A planned change to the income thresholds around angel investor protection that could have been particularly damaging to women and ethnic groups is expected to be reversed in the Chancellor’s Budget.

Sources say Jeremy Hunt will drop plans to raise the minimum income required for protection from £100,000 to £170,000.

The upgrade was designed to ensure individuals have an adequate income to support their investments.

But women and ethnic groups warned their engagement with growth firms would suffer as they tend to have lower incomes and therefore the pool of investment from them would shrink.

It is understood that Mr Hunt will revert to the previous thresholds of £100,000 of income and £250,000 of net assets.

In a letter to the Treasury during the consultation period, the Startup Coalition, the Entrepreneurs Network and the UK Business Angels Association, described the planned changes as “anathema to the trailblazing startup ecosystem that has been built today”.

Roderick Beer, managing director of the UK Business Angels Association, said: “It is done. The new threshold increase will be reversed.”

He said 40 pages of insight and data and four letters had been submitted to the Chancellor and the Treasury and he praised the work of a coordinated campaign group.

Dom Hallas, executive director of the Startup Coalition, said: “Very pleased to hear that HM Treasury plans to reverse the changes to angel investment rules and the HNWI threshold to make sure angel investment in particular to female and underrepresented founders continues to flow.

“I’ve learned not to count our policy chickens until we formally hear them from the Chancellor on budget day – but we’re delighted to see the progress – and we’re confident we’ll now be see this over the line next week.

“This wouldn’t have changed with the pressure created – and in particular the pressure created by a fantastic group of female founders and investors who would have been most directly impacted.

“Thanks to all those involved from the folks that have worked on the multiple different campaigns and to the nearly 3000 campaigning friends from the ecosystem who signed our Startup Coalition open letter and any of the others.”

Gillian Fleming, co-founder of women’s angel group Mint Ventures, described it as “absolutely fantastic news”.
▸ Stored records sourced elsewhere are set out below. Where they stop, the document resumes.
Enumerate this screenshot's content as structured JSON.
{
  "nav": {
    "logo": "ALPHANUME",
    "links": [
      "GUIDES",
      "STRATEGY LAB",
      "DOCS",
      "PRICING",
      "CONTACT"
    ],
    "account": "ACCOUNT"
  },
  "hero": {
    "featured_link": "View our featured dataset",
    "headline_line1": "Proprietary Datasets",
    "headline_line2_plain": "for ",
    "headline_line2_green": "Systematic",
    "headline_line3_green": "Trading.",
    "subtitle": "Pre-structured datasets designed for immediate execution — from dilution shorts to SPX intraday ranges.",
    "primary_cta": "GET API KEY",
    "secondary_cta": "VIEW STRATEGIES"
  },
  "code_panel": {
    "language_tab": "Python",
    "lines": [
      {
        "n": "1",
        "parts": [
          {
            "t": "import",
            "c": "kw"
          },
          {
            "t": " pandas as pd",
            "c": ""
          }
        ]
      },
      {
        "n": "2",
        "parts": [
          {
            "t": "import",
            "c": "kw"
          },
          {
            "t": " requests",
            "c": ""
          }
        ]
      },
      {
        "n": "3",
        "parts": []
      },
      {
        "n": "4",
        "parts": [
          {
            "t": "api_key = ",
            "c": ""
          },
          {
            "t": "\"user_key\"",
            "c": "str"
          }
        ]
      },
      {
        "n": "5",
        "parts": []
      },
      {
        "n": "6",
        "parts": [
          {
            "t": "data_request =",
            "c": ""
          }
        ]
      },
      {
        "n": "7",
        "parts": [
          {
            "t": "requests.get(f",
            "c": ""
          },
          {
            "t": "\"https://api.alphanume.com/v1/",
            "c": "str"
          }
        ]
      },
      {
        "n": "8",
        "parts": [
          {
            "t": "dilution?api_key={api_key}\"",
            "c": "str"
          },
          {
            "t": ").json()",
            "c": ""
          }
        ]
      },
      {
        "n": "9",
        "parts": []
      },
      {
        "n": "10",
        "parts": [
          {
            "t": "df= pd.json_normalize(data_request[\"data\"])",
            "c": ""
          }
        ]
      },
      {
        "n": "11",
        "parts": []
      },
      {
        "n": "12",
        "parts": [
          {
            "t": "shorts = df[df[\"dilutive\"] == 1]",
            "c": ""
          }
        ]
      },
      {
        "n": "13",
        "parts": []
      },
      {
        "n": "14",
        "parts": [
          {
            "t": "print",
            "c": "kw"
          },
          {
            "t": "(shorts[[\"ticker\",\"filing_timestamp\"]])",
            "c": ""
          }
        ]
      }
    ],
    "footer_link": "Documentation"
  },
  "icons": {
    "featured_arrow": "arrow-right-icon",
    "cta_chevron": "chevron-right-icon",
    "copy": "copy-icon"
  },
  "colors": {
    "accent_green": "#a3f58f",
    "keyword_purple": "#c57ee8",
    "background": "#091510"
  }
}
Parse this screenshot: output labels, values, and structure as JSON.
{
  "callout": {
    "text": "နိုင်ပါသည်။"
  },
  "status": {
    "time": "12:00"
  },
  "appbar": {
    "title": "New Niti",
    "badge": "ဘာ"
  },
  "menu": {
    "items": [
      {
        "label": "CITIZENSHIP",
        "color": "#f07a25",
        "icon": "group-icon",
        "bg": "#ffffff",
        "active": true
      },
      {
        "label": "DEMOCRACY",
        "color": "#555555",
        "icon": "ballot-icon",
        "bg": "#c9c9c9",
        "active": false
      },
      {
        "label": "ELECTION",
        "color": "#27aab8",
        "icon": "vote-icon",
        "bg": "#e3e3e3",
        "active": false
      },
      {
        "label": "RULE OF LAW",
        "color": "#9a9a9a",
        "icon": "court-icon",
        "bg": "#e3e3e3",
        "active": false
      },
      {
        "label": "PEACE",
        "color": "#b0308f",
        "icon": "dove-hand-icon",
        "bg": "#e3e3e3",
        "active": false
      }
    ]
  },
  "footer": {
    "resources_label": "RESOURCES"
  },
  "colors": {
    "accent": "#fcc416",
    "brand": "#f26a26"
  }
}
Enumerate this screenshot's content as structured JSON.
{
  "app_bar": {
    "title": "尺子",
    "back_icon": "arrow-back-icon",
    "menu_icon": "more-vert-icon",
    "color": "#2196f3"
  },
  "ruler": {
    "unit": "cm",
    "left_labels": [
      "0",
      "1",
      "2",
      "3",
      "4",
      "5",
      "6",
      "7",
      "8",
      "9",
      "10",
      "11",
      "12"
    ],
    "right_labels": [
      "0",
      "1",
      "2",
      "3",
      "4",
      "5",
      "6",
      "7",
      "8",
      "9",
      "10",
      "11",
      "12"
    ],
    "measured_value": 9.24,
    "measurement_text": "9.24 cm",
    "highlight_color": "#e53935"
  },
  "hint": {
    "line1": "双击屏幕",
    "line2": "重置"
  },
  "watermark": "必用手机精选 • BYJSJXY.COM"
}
She added: “Thank you to UK Business Angels Association for leading on this and to every person that signed the petition and called it out.”

Government figures on income for 2020-21 would have cut the number of eligible investors in Scotland by 72% from 60,000 to 17,000. The number of female investors would fall by 75%, from 14,000 to 3,500. In Northern Ireland there are zero females in the higher earnings bracket.

The Treasury said the extra protections has been introduced amid a rise in the use of retail investment platforms. Exemption rules for high-net-worth individuals have not been updated since 2005.

Andrew Noble, a partner at Edinburgh-based angel group Par Equity, warned that the proposed changes to the Angel Investor Threshold could have had “damaging unintended consequences for technology ecosystems outside of London, and for underrepresented founders.”